Chapter 1 introduces the recent reported naturally derived photoinitiators.
Chapter 2 investigates berries-extracted flavones, morin and quercetin, as photoinitiators. Both morin and quercetin exhibit visible light sensitivity and demonstrate their photoinitiation abilities under the irradiation of visible light. Meanwhile, their photoinitiation ability differences are observed in all kinds of photopolymerizations.
Chapter 3 introduces citrus-extracted naringin as a water-soluble natural photoinitiator. Naringin demonstrates its excellent visible light absorption in alkali environments and rapid photoreaction with the addition of a coinitiator upon exposure to visible light.

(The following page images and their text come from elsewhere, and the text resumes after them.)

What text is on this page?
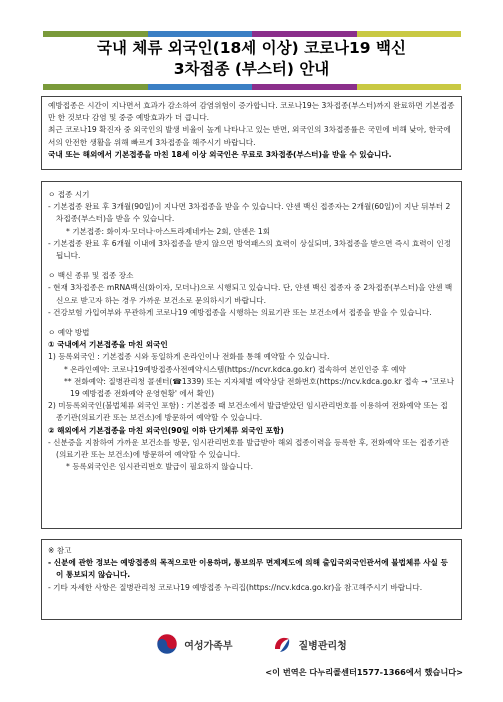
국내 체류 외국인(18세 이상) 코로나19 백신
3차접종 (부스터) 안내
예방접종은 시간이 지나면서 효과가 감소하여 감염위험이 증가합니다. 코로나19는 3차접종(부스터)까지 완료하면 기본접종만 한 것보다 감염 및 중증 예방효과가 더 큽니다.
최근 코로나19 확진자 중 외국인의 발생 비율이 높게 나타나고 있는 반면, 외국인의 3차접종률은 국민에 비해 낮아, 한국에서의 안전한 생활을 위해 빠르게 3차접종을 해주시기 바랍니다.
국내 또는 해외에서 기본접종을 마친 18세 이상 외국인은 무료로 3차접종(부스터)을 받을 수 있습니다.
ㅇ 접종 시기
- 기본접종 완료 후 3개월(90일)이 지나면 3차접종을 받을 수 있습니다. 얀센 백신 접종자는 2개월(60일)이 지난 뒤부터 2차접종(부스터)을 받을 수 있습니다.
* 기본접종: 화이자·모더나·아스트라제네카는 2회, 얀센은 1회
- 기본접종 완료 후 6개월 이내에 3차접종을 받지 않으면 방역패스의 효력이 상실되며, 3차접종을 받으면 즉시 효력이 인정됩니다.
ㅇ 백신 종류 및 접종 장소
- 현재 3차접종은 mRNA백신(화이자, 모더나)으로 시행되고 있습니다. 단, 얀센 백신 접종자 중 2차접종(부스터)을 얀센 백신으로 받고자 하는 경우 가까운 보건소로 문의하시기 바랍니다.
- 건강보험 가입여부와 무관하게 코로나19 예방접종을 시행하는 의료기관 또는 보건소에서 접종을 받을 수 있습니다.
ㅇ 예약 방법
① 국내에서 기본접종을 마친 외국인
1) 등록외국인 : 기본접종 시와 동일하게 온라인이나 전화를 통해 예약할 수 있습니다.
* 온라인예약: 코로나19예방접종사전예약시스템(https://ncvr.kdca.go.kr) 접속하여 본인인증 후 예약
** 전화예약: 질병관리청 콜센터(☎1339) 또는 지자체별 예약상담 전화번호(https://ncv.kdca.go.kr 접속 → '코로나19 예방접종 전화예약 운영현황' 에서 확인)
2) 미등록외국인(불법체류 외국인 포함) : 기본접종 때 보건소에서 발급받았던 임시관리번호를 이용하여 전화예약 또는 접종기관(의료기관 또는 보건소)에 방문하여 예약할 수 있습니다.
② 해외에서 기본접종을 마친 외국인(90일 이하 단기체류 외국인 포함)
- 신분증을 지참하여 가까운 보건소를 방문, 임시관리번호를 발급받아 해외 접종이력을 등록한 후, 전화예약 또는 접종기관(의료기관 또는 보건소)에 방문하여 예약할 수 있습니다.
* 등록외국인은 임시관리번호 발급이 필요하지 않습니다.
※ 참고
- 신분에 관한 정보는 예방접종의 목적으로만 이용하며, 통보의무 면제제도에 의해 출입국외국인관서에 불법체류 사실 등이 통보되지 않습니다.
- 기타 자세한 사항은 질병관리청 코로나19 예방접종 누리집(https://ncv.kdca.go.kr)을 참고해주시기 바랍니다.
여성가족부	질병관리청
<이 번역은 다누리콜센터1577-1366에서 했습니다>
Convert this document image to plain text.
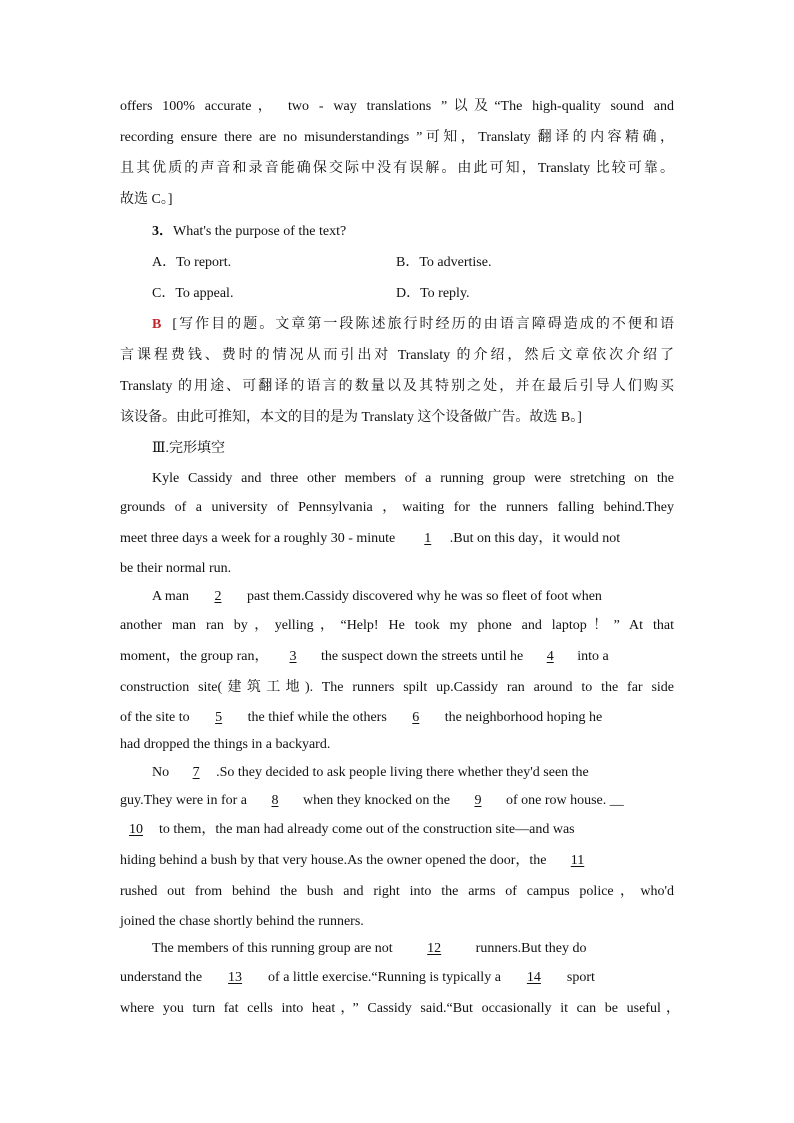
offers 100% accurate， two - way translations ”以及“The high-quality sound and
recording ensure there are no misunderstandings ”可知，Translaty 翻译的内容精确，
且其优质的声音和录音能确保交际中没有误解。由此可知，Translaty 比较可靠。
故选 C。]
3．What's the purpose of the text?
A．To report.	B．To advertise.
C．To appeal.	D．To reply.
B [写作目的题。文章第一段陈述旅行时经历的由语言障碍造成的不便和语
言课程费钱、费时的情况从而引出对 Translaty 的介绍，然后文章依次介绍了
Translaty 的用途、可翻译的语言的数量以及其特别之处，并在最后引导人们购买
该设备。由此可推知，本文的目的是为 Translaty 这个设备做广告。故选 B。]
Ⅲ.完形填空
Kyle Cassidy and three other members of a running group were stretching on the
grounds of a university of Pennsylvania ，waiting for the runners falling behind.They
meet three days a week for a roughly 30 - minute 1 .But on this day，it would not
be their normal run.
A man 2 past them.Cassidy discovered why he was so fleet of foot when
another man ran by，yelling，“Help! He took my phone and laptop！” At that
moment，the group ran， 3 the suspect down the streets until he 4 into a
construction site(建筑工地). The runners spilt up.Cassidy ran around to the far side
of the site to 5 the thief while the others 6 the neighborhood hoping he
had dropped the things in a backyard.
No 7 .So they decided to ask people living there whether they'd seen the
guy.They were in for a 8 when they knocked on the 9 of one row house. __
10 to them，the man had already come out of the construction site—and was
hiding behind a bush by that very house.As the owner opened the door，the 11
rushed out from behind the bush and right into the arms of campus police，who'd
joined the chase shortly behind the runners.
The members of this running group are not 12 runners.But they do
understand the 13 of a little exercise.“Running is typically a 14 sport
where you turn fat cells into heat，” Cassidy said.“But occasionally it can be useful，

Subsequently, a high-fidelity 3D printing is achieved. Meanwhile, the degree of alkaline manipulates the degree of crosslinking. Moreover, an additional monomer, sodium acrylate is introduced to endow the resulting materials with electro-active behavior. Crosslinked with sodium acrylate, the 3D-printed designed objects can transform their shape in the indicated direction in an applied electric field. Considering the lack of natural water-soluble photoinitiators, the development of naringin offers an environmentally friendly option for light-based 3D printing of waterborne materials.

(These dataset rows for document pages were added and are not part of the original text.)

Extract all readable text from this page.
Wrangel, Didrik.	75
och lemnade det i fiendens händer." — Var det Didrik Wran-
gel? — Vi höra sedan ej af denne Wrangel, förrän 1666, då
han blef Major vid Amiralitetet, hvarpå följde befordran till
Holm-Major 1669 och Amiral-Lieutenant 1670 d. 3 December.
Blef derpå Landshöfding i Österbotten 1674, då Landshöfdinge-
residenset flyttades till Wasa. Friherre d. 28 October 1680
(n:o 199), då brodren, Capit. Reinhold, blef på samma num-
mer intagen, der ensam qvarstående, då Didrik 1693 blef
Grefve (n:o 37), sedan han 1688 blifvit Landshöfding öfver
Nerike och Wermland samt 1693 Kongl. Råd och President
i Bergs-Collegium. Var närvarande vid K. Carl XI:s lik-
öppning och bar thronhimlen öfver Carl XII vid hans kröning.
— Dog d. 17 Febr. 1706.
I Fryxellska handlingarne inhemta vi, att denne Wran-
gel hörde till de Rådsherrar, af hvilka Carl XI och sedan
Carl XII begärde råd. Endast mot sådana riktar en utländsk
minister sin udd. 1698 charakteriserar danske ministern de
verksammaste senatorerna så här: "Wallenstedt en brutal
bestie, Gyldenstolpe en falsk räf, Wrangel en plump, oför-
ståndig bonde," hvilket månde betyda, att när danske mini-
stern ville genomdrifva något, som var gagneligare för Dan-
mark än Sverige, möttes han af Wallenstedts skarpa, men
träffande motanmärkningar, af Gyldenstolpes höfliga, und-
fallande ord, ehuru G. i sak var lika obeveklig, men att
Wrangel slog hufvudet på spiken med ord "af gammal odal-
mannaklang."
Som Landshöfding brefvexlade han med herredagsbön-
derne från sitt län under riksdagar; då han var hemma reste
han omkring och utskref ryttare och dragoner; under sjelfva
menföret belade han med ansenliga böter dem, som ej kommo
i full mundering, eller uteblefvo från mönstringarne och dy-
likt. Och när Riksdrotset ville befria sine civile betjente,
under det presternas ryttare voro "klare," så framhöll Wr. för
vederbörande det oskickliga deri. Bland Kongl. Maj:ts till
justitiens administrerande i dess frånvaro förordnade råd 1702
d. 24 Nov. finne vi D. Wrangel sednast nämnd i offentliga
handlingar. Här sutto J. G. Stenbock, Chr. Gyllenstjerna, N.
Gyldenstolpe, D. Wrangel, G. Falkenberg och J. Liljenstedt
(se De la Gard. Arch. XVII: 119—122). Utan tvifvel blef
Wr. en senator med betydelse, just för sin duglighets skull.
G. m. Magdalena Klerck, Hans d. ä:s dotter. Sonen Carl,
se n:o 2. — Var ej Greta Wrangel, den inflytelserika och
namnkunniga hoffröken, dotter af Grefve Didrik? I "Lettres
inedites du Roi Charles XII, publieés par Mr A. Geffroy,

Chapter 4 demonstrates a pomegranate-extracted ellagic acid as a water-soluble photoinitiator. Ellagic acid exhibits its light absorption in violet-cyan light range in alkali environments. Even though this finding is similar to the one of naringin, in identical conditions, ellagic acid can reach its best photoinitiation ability with less amount in photocurable resins. Furthermore, the water content is determined in terms of sufficient shear elasticity, ensuring successful bottom-up 3D printing without deficiency. With the optimized formula, a 3D-printed figurine with obvious facial texture is obtained. In addition, with the help of a bilayer multi-material motif, a programmed water-driven actuator can play a role in a smart switch. The developed ellagic acid-based photocurable formula can therefore be used in the protection of water-sensitive devices in an environmentally friendly manner.

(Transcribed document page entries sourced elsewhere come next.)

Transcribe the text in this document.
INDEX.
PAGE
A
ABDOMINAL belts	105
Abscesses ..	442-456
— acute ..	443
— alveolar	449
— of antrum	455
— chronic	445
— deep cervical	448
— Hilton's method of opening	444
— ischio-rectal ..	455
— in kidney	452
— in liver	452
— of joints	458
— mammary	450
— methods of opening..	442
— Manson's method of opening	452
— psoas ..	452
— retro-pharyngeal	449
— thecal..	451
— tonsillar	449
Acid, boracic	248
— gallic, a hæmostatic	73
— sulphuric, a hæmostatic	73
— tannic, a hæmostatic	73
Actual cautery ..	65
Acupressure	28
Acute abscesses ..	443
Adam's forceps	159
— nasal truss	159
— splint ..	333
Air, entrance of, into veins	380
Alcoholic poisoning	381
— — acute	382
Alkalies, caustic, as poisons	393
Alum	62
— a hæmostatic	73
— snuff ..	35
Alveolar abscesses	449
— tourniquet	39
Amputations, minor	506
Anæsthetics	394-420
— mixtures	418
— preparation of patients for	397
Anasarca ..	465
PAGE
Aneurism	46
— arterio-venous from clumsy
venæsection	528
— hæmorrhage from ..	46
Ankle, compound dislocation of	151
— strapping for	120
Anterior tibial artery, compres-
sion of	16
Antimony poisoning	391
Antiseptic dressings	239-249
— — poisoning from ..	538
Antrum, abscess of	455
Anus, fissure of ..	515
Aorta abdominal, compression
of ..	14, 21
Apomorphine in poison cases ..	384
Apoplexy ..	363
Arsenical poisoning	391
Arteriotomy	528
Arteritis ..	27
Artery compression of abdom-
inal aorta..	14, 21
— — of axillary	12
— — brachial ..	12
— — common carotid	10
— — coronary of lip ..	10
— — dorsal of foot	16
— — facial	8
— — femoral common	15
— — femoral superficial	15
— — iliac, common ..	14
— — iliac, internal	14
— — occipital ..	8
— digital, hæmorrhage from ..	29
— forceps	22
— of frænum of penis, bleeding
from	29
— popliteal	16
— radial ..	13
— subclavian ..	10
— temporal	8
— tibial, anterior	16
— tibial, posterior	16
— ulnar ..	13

Chapter 5 focuses on Indigofera extract, indigo carmine. Indigo carmine exhibits its light sensitivity and photoinitiation ability to violet-green light. This is the only organic salt natural compound among the ones mentioned in the present thesis. Because it's a sodium salt, the excessive introduction of NaOH decelerates the photoinitiation ability of indigo carmine due to the common-ion effect inducing reduced water solubility of indigo carmine. With the optimized formula, a complex surface structure was successfully 3D printed. A water-driven shape memory polymer is thereafter fabricated and exhibits reversible shape transformation in the presence and the absence of aqueous NaCl solution.